Calcium absorption can affected by the presence of:
- Fluoroquinolone class of antibiotics
- Tetracycline class of antibiotics
- Phenytoin (an anticonvulsant)
- Tiludronate disodium (used to treat Paget's disease).
- Thiazide-type diuretics
- Aluminum- and magnesium-containing antacids
- Mineral oil and stimulant laxatives
- Glucocorticoids (e.g., prednisone)
The Importance of Weight-Bearing and Resistance Exercises
The best exercises for bone health are those that force the body to work against gravity. Some examples of weight-bearing exercises include weight training, hiking, climbing stairs, walking, jogging, and dancing.
Consistent and regular weight-bearing exercise is a message for the body - ultimately your bones and muscles - that strength is needed. This signals then the body to keep storing the proper minerals to keep the bones strong as the body ages.

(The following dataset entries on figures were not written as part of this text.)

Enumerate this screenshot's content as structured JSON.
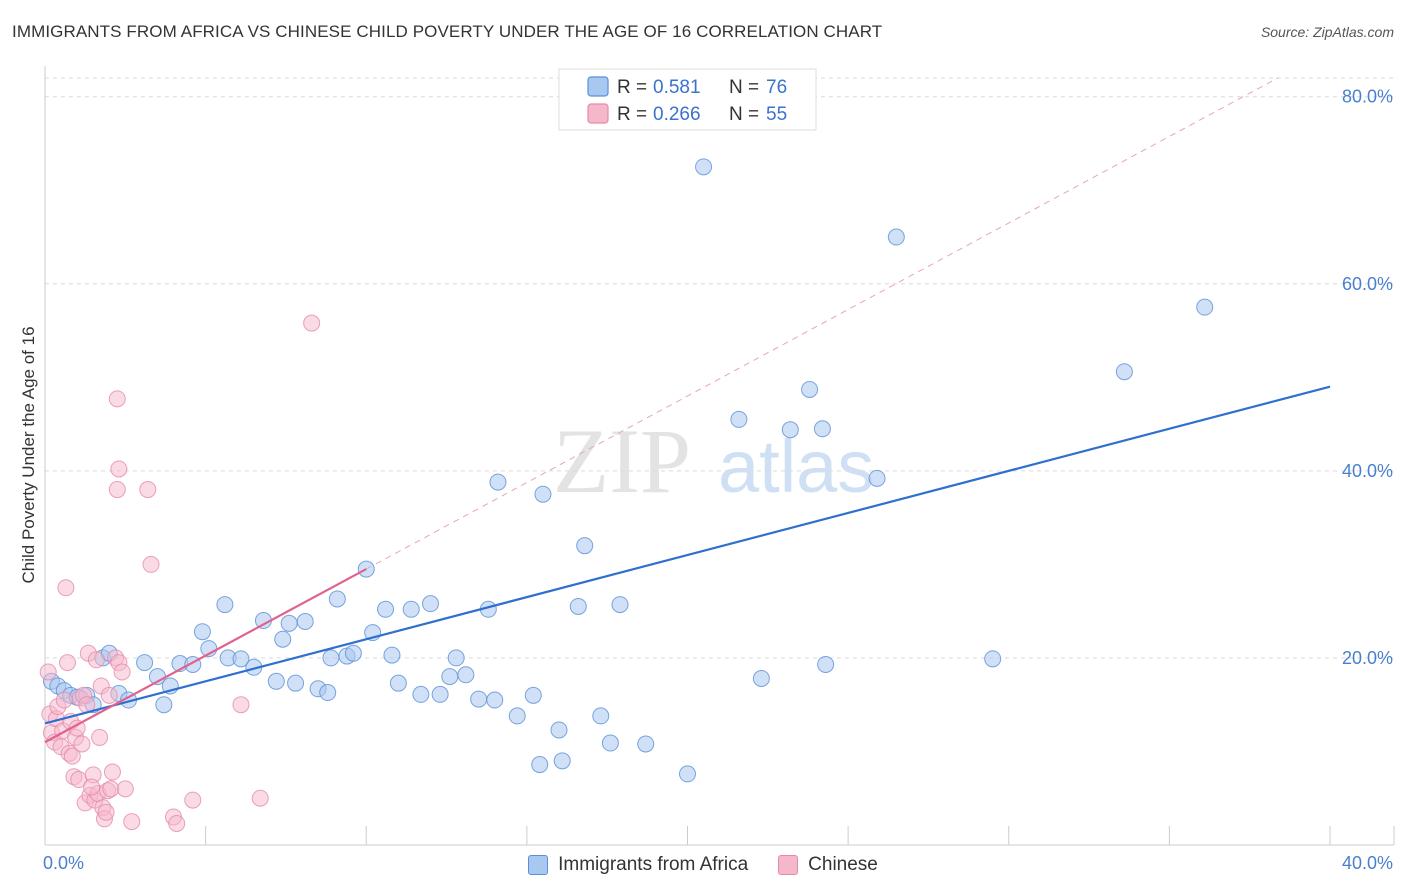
{
  "header": {
    "title": "IMMIGRANTS FROM AFRICA VS CHINESE CHILD POVERTY UNDER THE AGE OF 16 CORRELATION CHART",
    "source": "Source: ZipAtlas.com"
  },
  "watermark": {
    "zip": "ZIP",
    "atlas": "atlas"
  },
  "colors": {
    "africa_fill": "#a9c8f0",
    "africa_stroke": "#5b8fd6",
    "africa_line": "#2f6fcf",
    "chinese_fill": "#f5b8cb",
    "chinese_stroke": "#e68aa7",
    "chinese_line": "#e0628d",
    "tick_text": "#4a7fd0",
    "grid": "#d9d9d9"
  },
  "legend": {
    "rows": [
      {
        "r_label": "R =",
        "r_value": "0.581",
        "n_label": "N =",
        "n_value": "76"
      },
      {
        "r_label": "R =",
        "r_value": "0.266",
        "n_label": "N =",
        "n_value": "55"
      }
    ]
  },
  "bottom_legend": {
    "africa": "Immigrants from Africa",
    "chinese": "Chinese"
  },
  "chart_data": {
    "type": "scatter",
    "title": "IMMIGRANTS FROM AFRICA VS CHINESE CHILD POVERTY UNDER THE AGE OF 16 CORRELATION CHART",
    "xlabel": "",
    "ylabel": "Child Poverty Under the Age of 16",
    "xlim": [
      0,
      40
    ],
    "ylim": [
      0,
      82
    ],
    "x_tick_labels": [
      "0.0%",
      "40.0%"
    ],
    "y_ticks": [
      20,
      40,
      60,
      80
    ],
    "y_tick_labels": [
      "20.0%",
      "40.0%",
      "60.0%",
      "80.0%"
    ],
    "grid": true,
    "series": [
      {
        "name": "Immigrants from Africa",
        "r": 0.581,
        "n": 76,
        "trend": {
          "x0": 0,
          "y0": 13.0,
          "x1": 40,
          "y1": 49.0
        },
        "points": [
          [
            0.2,
            17.5
          ],
          [
            0.4,
            17
          ],
          [
            0.6,
            16.5
          ],
          [
            0.8,
            16
          ],
          [
            1.0,
            15.8
          ],
          [
            1.3,
            16
          ],
          [
            1.5,
            15
          ],
          [
            1.8,
            20
          ],
          [
            2.0,
            20.5
          ],
          [
            2.3,
            16.2
          ],
          [
            2.6,
            15.5
          ],
          [
            3.1,
            19.5
          ],
          [
            3.5,
            18
          ],
          [
            3.7,
            15
          ],
          [
            3.9,
            17
          ],
          [
            4.2,
            19.4
          ],
          [
            4.6,
            19.3
          ],
          [
            4.9,
            22.8
          ],
          [
            5.1,
            21
          ],
          [
            5.7,
            20
          ],
          [
            6.1,
            19.9
          ],
          [
            6.5,
            19
          ],
          [
            5.6,
            25.7
          ],
          [
            6.8,
            24
          ],
          [
            7.2,
            17.5
          ],
          [
            7.4,
            22
          ],
          [
            7.6,
            23.7
          ],
          [
            7.8,
            17.3
          ],
          [
            8.1,
            23.9
          ],
          [
            8.5,
            16.7
          ],
          [
            8.8,
            16.3
          ],
          [
            8.9,
            20
          ],
          [
            9.1,
            26.3
          ],
          [
            9.4,
            20.2
          ],
          [
            9.6,
            20.5
          ],
          [
            10.0,
            29.5
          ],
          [
            10.2,
            22.7
          ],
          [
            10.6,
            25.2
          ],
          [
            10.8,
            20.3
          ],
          [
            11.0,
            17.3
          ],
          [
            11.4,
            25.2
          ],
          [
            11.7,
            16.1
          ],
          [
            12.0,
            25.8
          ],
          [
            12.3,
            16.1
          ],
          [
            12.6,
            18
          ],
          [
            12.8,
            20
          ],
          [
            13.1,
            18.2
          ],
          [
            13.5,
            15.6
          ],
          [
            13.8,
            25.2
          ],
          [
            14.0,
            15.5
          ],
          [
            14.1,
            38.8
          ],
          [
            14.7,
            13.8
          ],
          [
            15.2,
            16
          ],
          [
            15.4,
            8.6
          ],
          [
            15.5,
            37.5
          ],
          [
            16.0,
            12.3
          ],
          [
            16.1,
            9
          ],
          [
            16.6,
            25.5
          ],
          [
            16.8,
            32
          ],
          [
            17.3,
            13.8
          ],
          [
            17.6,
            10.9
          ],
          [
            17.9,
            25.7
          ],
          [
            18.7,
            10.8
          ],
          [
            20.0,
            7.6
          ],
          [
            20.5,
            72.5
          ],
          [
            21.6,
            45.5
          ],
          [
            22.3,
            17.8
          ],
          [
            23.2,
            44.4
          ],
          [
            23.8,
            48.7
          ],
          [
            24.2,
            44.5
          ],
          [
            24.3,
            19.3
          ],
          [
            25.9,
            39.2
          ],
          [
            26.5,
            65
          ],
          [
            29.5,
            19.9
          ],
          [
            33.6,
            50.6
          ],
          [
            36.1,
            57.5
          ]
        ]
      },
      {
        "name": "Chinese",
        "r": 0.266,
        "n": 55,
        "trend": {
          "x0": 0,
          "y0": 11.0,
          "x1": 10.0,
          "y1": 29.5
        },
        "points": [
          [
            0.1,
            18.5
          ],
          [
            0.15,
            14
          ],
          [
            0.2,
            12
          ],
          [
            0.3,
            11
          ],
          [
            0.35,
            13.5
          ],
          [
            0.4,
            14.8
          ],
          [
            0.5,
            10.5
          ],
          [
            0.55,
            12.2
          ],
          [
            0.6,
            15.5
          ],
          [
            0.65,
            27.5
          ],
          [
            0.7,
            19.5
          ],
          [
            0.75,
            9.8
          ],
          [
            0.8,
            13.2
          ],
          [
            0.9,
            7.3
          ],
          [
            0.95,
            11.5
          ],
          [
            1.0,
            12.5
          ],
          [
            1.05,
            7
          ],
          [
            1.1,
            15.7
          ],
          [
            1.15,
            10.8
          ],
          [
            1.2,
            16
          ],
          [
            1.25,
            4.5
          ],
          [
            1.3,
            15
          ],
          [
            1.35,
            20.5
          ],
          [
            1.4,
            5.3
          ],
          [
            1.5,
            7.5
          ],
          [
            1.55,
            4.8
          ],
          [
            1.6,
            19.8
          ],
          [
            1.65,
            5.5
          ],
          [
            1.7,
            11.5
          ],
          [
            1.75,
            17
          ],
          [
            1.8,
            4
          ],
          [
            1.85,
            2.8
          ],
          [
            1.9,
            3.5
          ],
          [
            1.95,
            5.8
          ],
          [
            2.0,
            16
          ],
          [
            2.05,
            6
          ],
          [
            2.1,
            7.8
          ],
          [
            2.2,
            20
          ],
          [
            2.25,
            38
          ],
          [
            2.3,
            19.5
          ],
          [
            2.5,
            6
          ],
          [
            2.25,
            47.7
          ],
          [
            2.3,
            40.2
          ],
          [
            2.4,
            18.5
          ],
          [
            2.7,
            2.5
          ],
          [
            3.2,
            38
          ],
          [
            3.3,
            30
          ],
          [
            4.0,
            3
          ],
          [
            4.1,
            2.3
          ],
          [
            4.6,
            4.8
          ],
          [
            6.1,
            15
          ],
          [
            6.7,
            5
          ],
          [
            8.3,
            55.8
          ],
          [
            1.45,
            6.2
          ],
          [
            0.85,
            9.5
          ]
        ]
      }
    ]
  }
}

Know Your Osteporosis Risk
There are 12 key factors that increase risk for osteoporosis. Being aware of these factors and discussing those that are applicable with your doctor will help you develop a better prevention program:
1. Being female (women are four times more likely to develop osteoporosis than men)
2. Family history of osteoporosis
3. Being Caucasian or Asian - gives a slightly higher risk over other races
5. Inactive lifestyle
6. Diet low in calcium and vitamin D
7. Diet high in protein, caffeine and/or alcohol
8. Being postmenopausal
9. A broken bone after the age of 40
10. A small or thin body under 127 lbs.